Authors Florence Tan and Koustav Samanta

SINGAPORE (Reuters) – Oil prices were mixed on Monday, with Brent rising higher as futures fell after airlines cut off thousands of flights to the United States over the Christmas holidays amid rising COVID-19 infection.

West Texas Intermediate crude futures fell 63 cents, or 0.9%, to $ 73.16 a barrel by 05:10 GMT. The contract was not traded on Friday because the American markets were closed due to the Christmas holidays.

it rose 20 cents, or 0.3%, to $ 76.34 a barrel after falling 0.92% on Friday.

Both contracts jumped 3% to 4% last week after early data suggested that Omicron variant COVID-19 could cause milder disease levels.

However, the highly transmissible variant is causing an increase in COVID-19 cases worldwide.

In the last three days, thousands of passengers traveling during Christmas got stuck after U.S. airlines canceled flights due to a lack of COVID-related staff.

“Smaller travel equals lower economic activity in the U.S. equals lower WTI value, the U.S. oil measure,” said OANDA analyst Jeffrey Halley.

Oil markets generally remain cautious about short-term demand, market observers said.

“Although Omicron is spreading even faster than any variant of COVID-19, the relatively relieving news is that most people infected with Omicron are showing mild symptoms, at least so far,” said Leona Liu, an analyst at Singapore’s DailyFX. .

“Still, oil prices have suffered concerns about Omicron, but the pressure on the negative decline could ease if the variant proves to be milder,” she added.

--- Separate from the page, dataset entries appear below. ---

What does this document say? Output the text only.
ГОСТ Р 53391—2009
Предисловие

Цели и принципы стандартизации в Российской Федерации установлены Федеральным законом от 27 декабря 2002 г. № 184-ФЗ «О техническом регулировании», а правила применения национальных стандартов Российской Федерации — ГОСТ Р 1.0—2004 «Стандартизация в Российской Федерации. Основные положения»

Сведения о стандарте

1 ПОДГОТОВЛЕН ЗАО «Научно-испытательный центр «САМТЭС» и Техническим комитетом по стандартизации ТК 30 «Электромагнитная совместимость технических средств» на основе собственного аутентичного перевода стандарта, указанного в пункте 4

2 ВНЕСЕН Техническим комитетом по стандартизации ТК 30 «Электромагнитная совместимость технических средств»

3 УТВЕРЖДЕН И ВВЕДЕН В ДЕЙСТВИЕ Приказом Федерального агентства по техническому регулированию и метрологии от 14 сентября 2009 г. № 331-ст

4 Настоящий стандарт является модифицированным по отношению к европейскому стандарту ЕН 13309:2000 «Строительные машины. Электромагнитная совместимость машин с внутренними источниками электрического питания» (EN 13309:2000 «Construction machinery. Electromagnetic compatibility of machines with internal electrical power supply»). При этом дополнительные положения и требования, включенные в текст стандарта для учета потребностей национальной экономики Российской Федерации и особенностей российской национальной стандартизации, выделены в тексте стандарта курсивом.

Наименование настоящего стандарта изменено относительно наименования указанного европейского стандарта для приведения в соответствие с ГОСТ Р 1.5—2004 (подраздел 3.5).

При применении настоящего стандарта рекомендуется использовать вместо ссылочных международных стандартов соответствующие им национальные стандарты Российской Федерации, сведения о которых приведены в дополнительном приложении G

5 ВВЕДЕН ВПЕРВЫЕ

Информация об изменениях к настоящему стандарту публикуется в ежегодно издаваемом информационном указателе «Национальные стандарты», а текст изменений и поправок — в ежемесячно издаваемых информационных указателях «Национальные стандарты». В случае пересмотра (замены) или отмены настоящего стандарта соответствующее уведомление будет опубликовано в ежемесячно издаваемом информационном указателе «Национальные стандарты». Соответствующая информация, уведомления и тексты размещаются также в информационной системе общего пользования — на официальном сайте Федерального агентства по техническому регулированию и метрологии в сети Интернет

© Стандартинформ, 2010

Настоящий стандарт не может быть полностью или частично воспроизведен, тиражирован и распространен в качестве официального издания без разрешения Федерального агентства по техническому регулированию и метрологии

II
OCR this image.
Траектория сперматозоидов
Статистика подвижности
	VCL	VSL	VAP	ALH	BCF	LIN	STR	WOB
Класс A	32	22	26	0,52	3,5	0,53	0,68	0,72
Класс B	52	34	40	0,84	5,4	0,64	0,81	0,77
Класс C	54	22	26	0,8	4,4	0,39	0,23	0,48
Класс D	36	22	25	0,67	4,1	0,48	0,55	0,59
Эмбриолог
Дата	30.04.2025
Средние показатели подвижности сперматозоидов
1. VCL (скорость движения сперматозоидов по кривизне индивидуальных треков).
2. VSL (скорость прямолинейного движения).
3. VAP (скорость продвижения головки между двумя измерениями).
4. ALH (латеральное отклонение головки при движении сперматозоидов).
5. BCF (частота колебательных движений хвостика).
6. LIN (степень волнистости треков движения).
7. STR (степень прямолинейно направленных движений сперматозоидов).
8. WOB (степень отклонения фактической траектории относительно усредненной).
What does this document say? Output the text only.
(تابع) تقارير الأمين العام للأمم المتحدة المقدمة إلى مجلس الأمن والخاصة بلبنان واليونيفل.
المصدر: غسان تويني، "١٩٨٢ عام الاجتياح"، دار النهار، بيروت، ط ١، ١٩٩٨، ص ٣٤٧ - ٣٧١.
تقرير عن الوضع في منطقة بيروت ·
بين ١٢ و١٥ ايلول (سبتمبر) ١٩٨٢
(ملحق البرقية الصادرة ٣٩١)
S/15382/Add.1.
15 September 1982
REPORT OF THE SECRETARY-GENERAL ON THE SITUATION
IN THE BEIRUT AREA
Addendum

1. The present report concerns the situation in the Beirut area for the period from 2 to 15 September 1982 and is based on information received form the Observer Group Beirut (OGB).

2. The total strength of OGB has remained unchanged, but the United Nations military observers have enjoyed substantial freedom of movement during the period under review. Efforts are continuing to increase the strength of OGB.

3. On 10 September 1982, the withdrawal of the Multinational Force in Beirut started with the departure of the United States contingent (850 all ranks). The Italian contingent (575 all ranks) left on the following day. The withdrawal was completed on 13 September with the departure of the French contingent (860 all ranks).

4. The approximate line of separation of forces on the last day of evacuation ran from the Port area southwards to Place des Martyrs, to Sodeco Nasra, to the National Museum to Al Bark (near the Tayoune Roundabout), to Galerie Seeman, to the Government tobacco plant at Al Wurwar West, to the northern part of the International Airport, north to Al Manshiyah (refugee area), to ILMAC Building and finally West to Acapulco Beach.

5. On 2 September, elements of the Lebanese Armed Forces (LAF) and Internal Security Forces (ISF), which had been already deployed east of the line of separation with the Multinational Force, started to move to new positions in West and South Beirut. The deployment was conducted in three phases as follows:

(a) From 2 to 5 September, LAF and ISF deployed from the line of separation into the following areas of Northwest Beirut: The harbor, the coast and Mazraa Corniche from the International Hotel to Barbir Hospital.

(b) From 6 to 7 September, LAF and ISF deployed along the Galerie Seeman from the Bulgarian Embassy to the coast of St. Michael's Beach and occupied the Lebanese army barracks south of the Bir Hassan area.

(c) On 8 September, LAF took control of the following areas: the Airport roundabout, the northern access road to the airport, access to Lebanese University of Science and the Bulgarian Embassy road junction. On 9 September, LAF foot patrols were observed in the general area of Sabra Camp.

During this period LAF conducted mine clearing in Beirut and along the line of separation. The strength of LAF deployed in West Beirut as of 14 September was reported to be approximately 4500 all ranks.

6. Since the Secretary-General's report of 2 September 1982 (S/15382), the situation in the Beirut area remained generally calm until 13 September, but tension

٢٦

In Europe, prices hit record highs last week due to limited inventories, backing Brent oil prices.

Russian President Vladimir Putin said on Friday that the European Union can only blame its own policy for record gas prices, saying some of its members are reselling cheap Russian gas at much higher prices within the bloc.

Looking ahead, oil investors are focused on the next OPEC + meeting on 4 January.

The Organization of the Petroleum Exporting Countries (OPEC and allies including Russia, known as OPEC +, will meet to decide whether to continue to increase production by 400,000 barrels per day (bpd) in February).

Russia believes oil prices are unlikely to change significantly next year, and demand will recover to pre-pandemic levels only by the end of 2022, Deputy Prime Minister Alexander Novak said on Friday.